Over 35 American records have been set at Olander Park since 1993. In 1997 Canadian Andy Jones set a world 100-mile record of 12:05:43 at Olander Park. Yiannis Kouros, 46, of Athens, Greece, set the all-time N. American record of 167.4 miles at Olander Park. Mark Godale, 32, of Aurora, OH, set the American record of 162.5 miles at Olander Park in 1999. Both Kouros and Godale will be shooting for 180.4 miles, the world road record. Kouros is expected to enter on race day and go for the 150K or 200K world record.
Sue Ellen Trapp, the Florida dentist, had major knee surgery in 2001 but is looking forward to again winning here. Five years ago, she set the women’s 48-hour world record (234 miles) in France. She looks for stiff competition from Jody Lynn Reicher, Sandy Powell, Beth Simpson, Bonnie Busch, Jamie Huneycutt, and Ann Heaslett.
Anyone may enter this national championship, including racewalkers and walkers. Lights are put up around the 1.0910-mile course. The average distance covered in 2001 was 78.3 miles and four females were among the top 20 runners.
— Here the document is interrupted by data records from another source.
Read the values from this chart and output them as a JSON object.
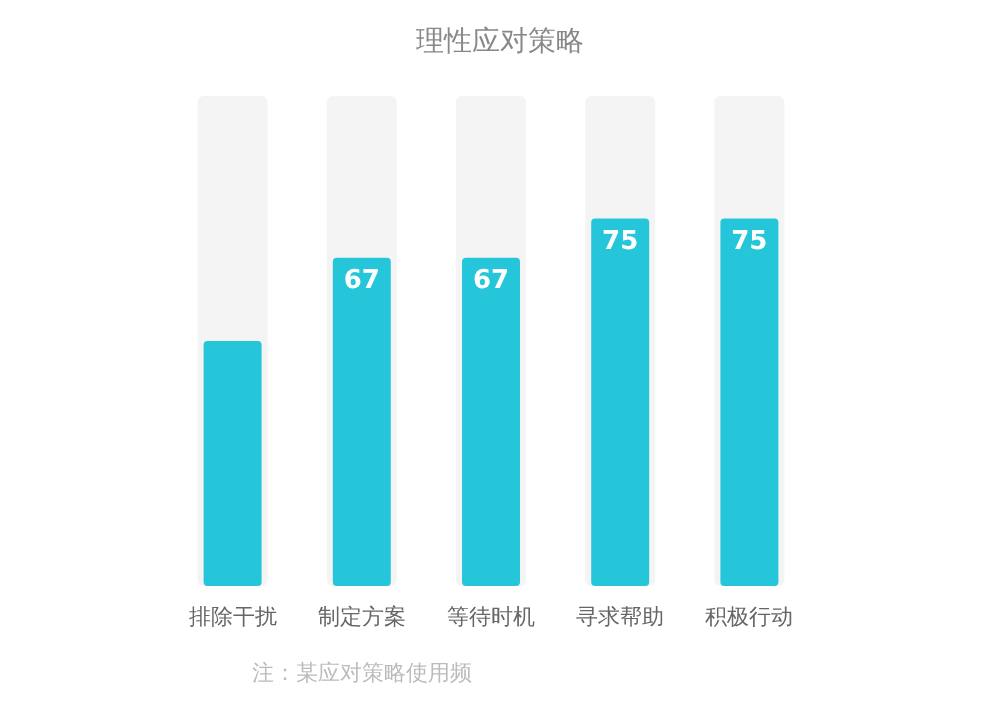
{
  "chart_data": {
    "type": "bar",
    "title": "理性应对策略",
    "categories": [
      "排除干扰",
      "制定方案",
      "等待时机",
      "寻求帮助",
      "积极行动"
    ],
    "values": [
      50,
      67,
      67,
      75,
      75
    ],
    "value_labels": [
      null,
      "67",
      "67",
      "75",
      "75"
    ],
    "color": "#26c6da",
    "ylim": [
      0,
      100
    ],
    "annotations": [
      "注：某应对策略使用频"
    ]
  }
}
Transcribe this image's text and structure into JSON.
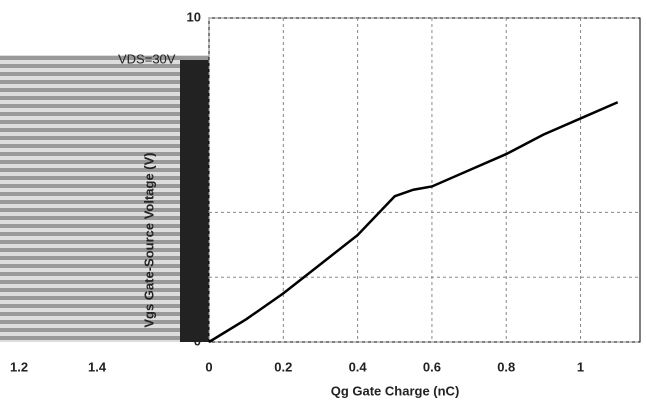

The Toledo Road Runners Club is the host for this national championship and provides over 100 volunteers. Olander Park staff keeps the course and facilities in excellent shape through the weekend and many nearby residents in the neighborhood lend a hand.
About 20 area untrarunners generally enter this event. One area favorite is John Nichols, 36, of Waterville, 13th in 1997 with 120 miles. Nichols set a course record while winning a June 100-mile race in OH.
The 2002 Olander Park USA 24-Hour National Championship will be live on the Internet on race day. The website for race day is www.americanultra.org.